As soon as we had fed, we turned in. It was the last night of any comfort, for in the morning we decided to abandon the tent; in fact, everything except food to last the two of us three days, one cooking utensil, our down sleeping-bags and a change of socks and underwear. We ate a huge breakfast, shovelling all the food we could into ourselves, and then we started up through the jackpine with the canoe and our packs on our shoulders.

It took us six hours to get clear of the timber and back down into the open country of gravel and water, and by then Darcy was stumbling with exhaustion. But he refused to stop, and we went on until we reached the first of the lakes and could launch the canoe. His face was the colour of putty and his breath wheezed in his throat. And still we went on without a pause, heading well to the south of west in the hopes of avoiding the worst of the muskeg. The wind dropped and it began to snow. Night caught us still in the open and we lay in our sleeping-bags on a gravel ridge with the canoe on top of us.

It was a grey-white world in the morning—grey skies, grey water, white ridges. And on the lake ahead of us a dozen or more geese sat and called to each other in a little patch of open water they'd made in the new-formed ice. But we'd left the gun behind. We'd nothing but the fishing-rod, and we'd no time to fish.

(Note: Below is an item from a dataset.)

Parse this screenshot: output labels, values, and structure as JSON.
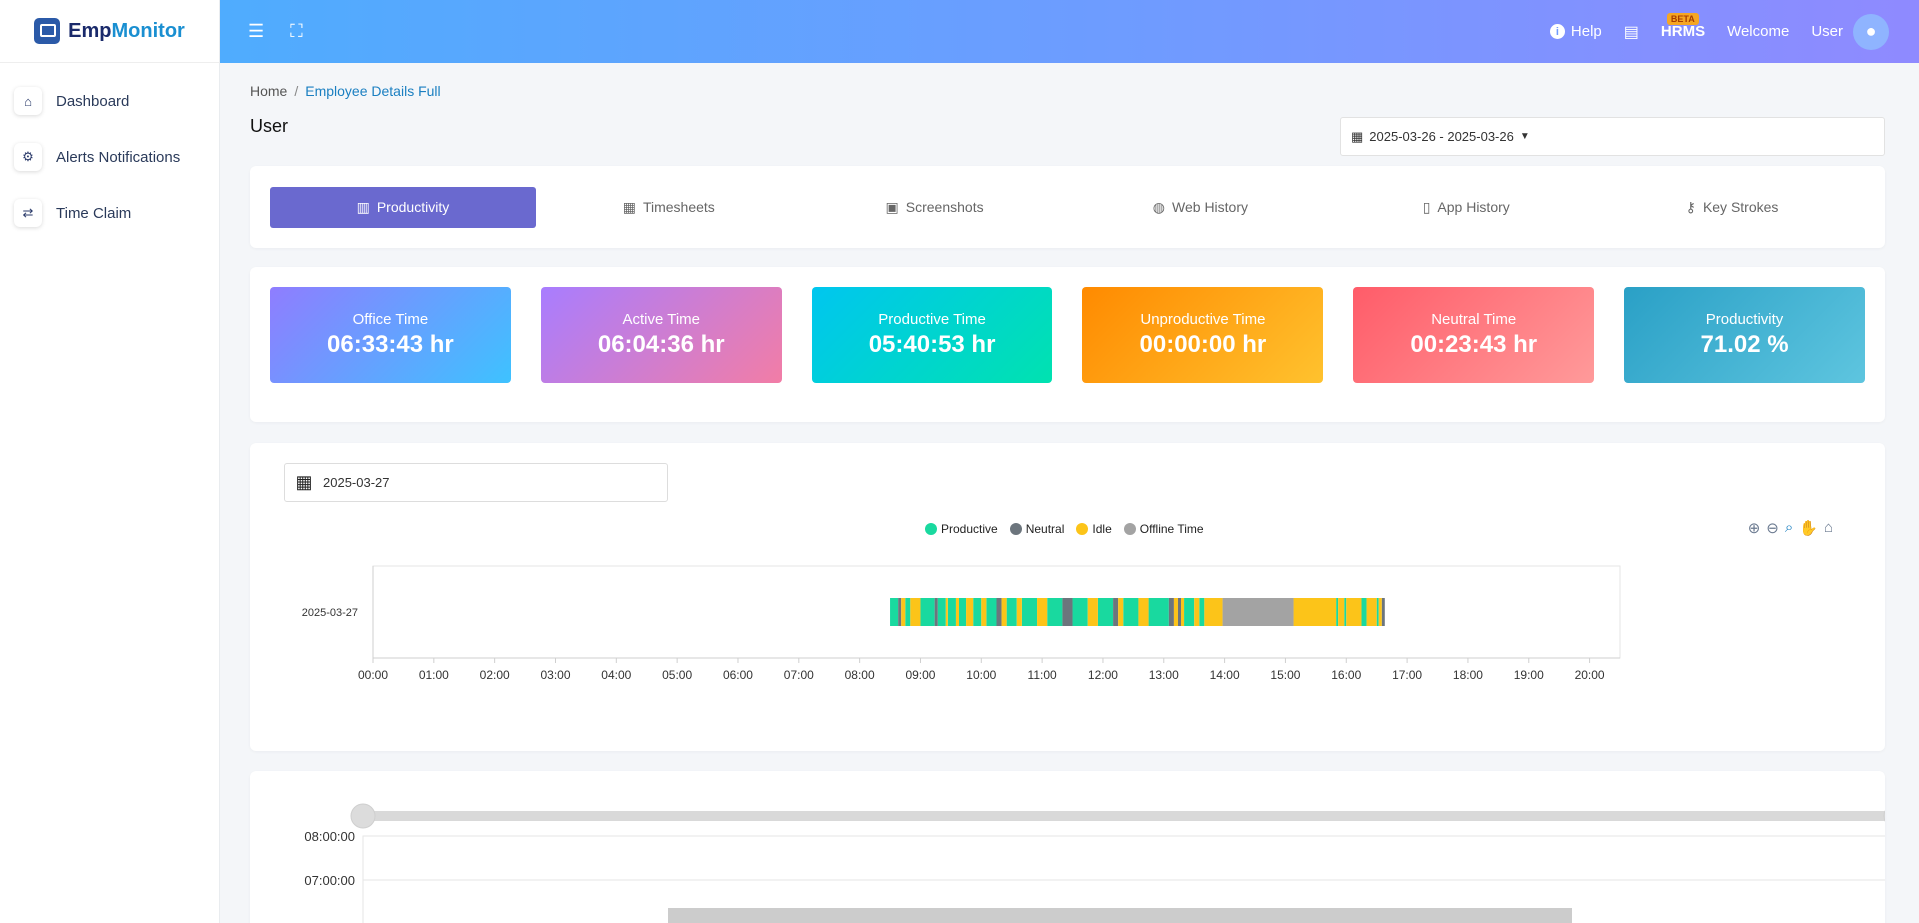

There is no point in my describing that terrible journey in detail. I doubt, in any case, whether I could, for as we struggled on my mind as well as my body became frozen into numbness, dazed with exhaustion. How Darcy kept going, I don't know. It was sheer will-power, for his body gave out before mine did, and as my own energy diminished, my admiration for him increased. He never complained, never gave up hope. He just kept going doggedly on to the limit of endurance and beyond. It was this more than anything else that enabled me to keep going, for the cold was frightful and we ran out of food long before we reached the Tote Road and the line of the grade.